Nevertheless, the second half of Nobody’s Darlings includes what Lucero does best, from the breakneck country-punk of “California” and whiskey-soaked ballad “Hold Me Close” to the gritty “Noon as Dark as Midnight” (which A$AP Rocky sampled in his 2015 single “Holy Ghost”). Side B also features two unflinching stories of the realities of war: “Last Night in Town,” written after Nichols met a Marine in Little Rock, Ark., spending his last night in his hometown before shipping out to Iraq, and album-closer “The War,” written about Nichols’ grandfather and his experiences fighting in World War II. 

After wrapping up their performance of the album, the band played a mix of fan favorites (“On My Way Downtown,” “Texas and Tennessee,” “Nights Like These”) and deeper cuts Nichols described as “just for me.” By the time they closed with the buoyant “Tears Don’t Matter Much,” a slice of power-pop perfection that feels tailor-made to close down a bar after a bleary-eyed night out with friends, the crowd was practically levitating. 

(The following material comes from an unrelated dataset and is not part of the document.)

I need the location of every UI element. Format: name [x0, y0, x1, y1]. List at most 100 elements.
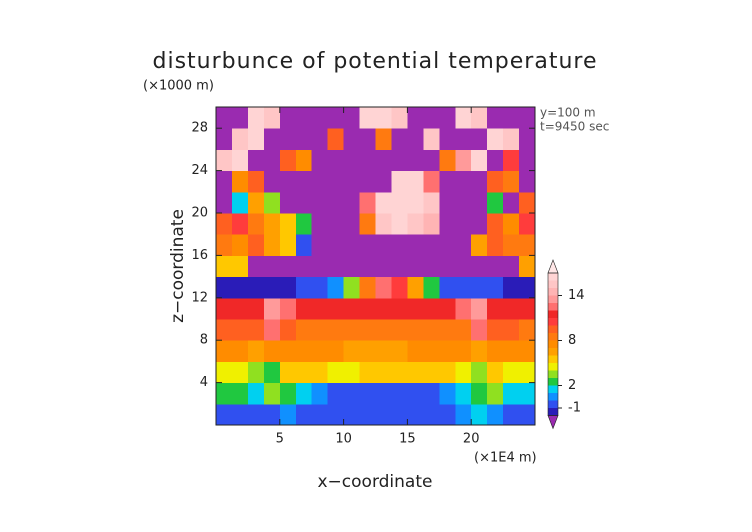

Lucero kept the rowdiness going with a two-song encore, which kicked off with “Drink ’Till We’re Gone.” “Here at the Starlite,” a tune from their 2002 album Tennessee about neon-lit heartbreak at a 24-hour diner in North Little Rock, Ark., was the perfect sign-off from a Memphis band. Even looking back over multiple decades, Nichols and company didn’t miss a beat.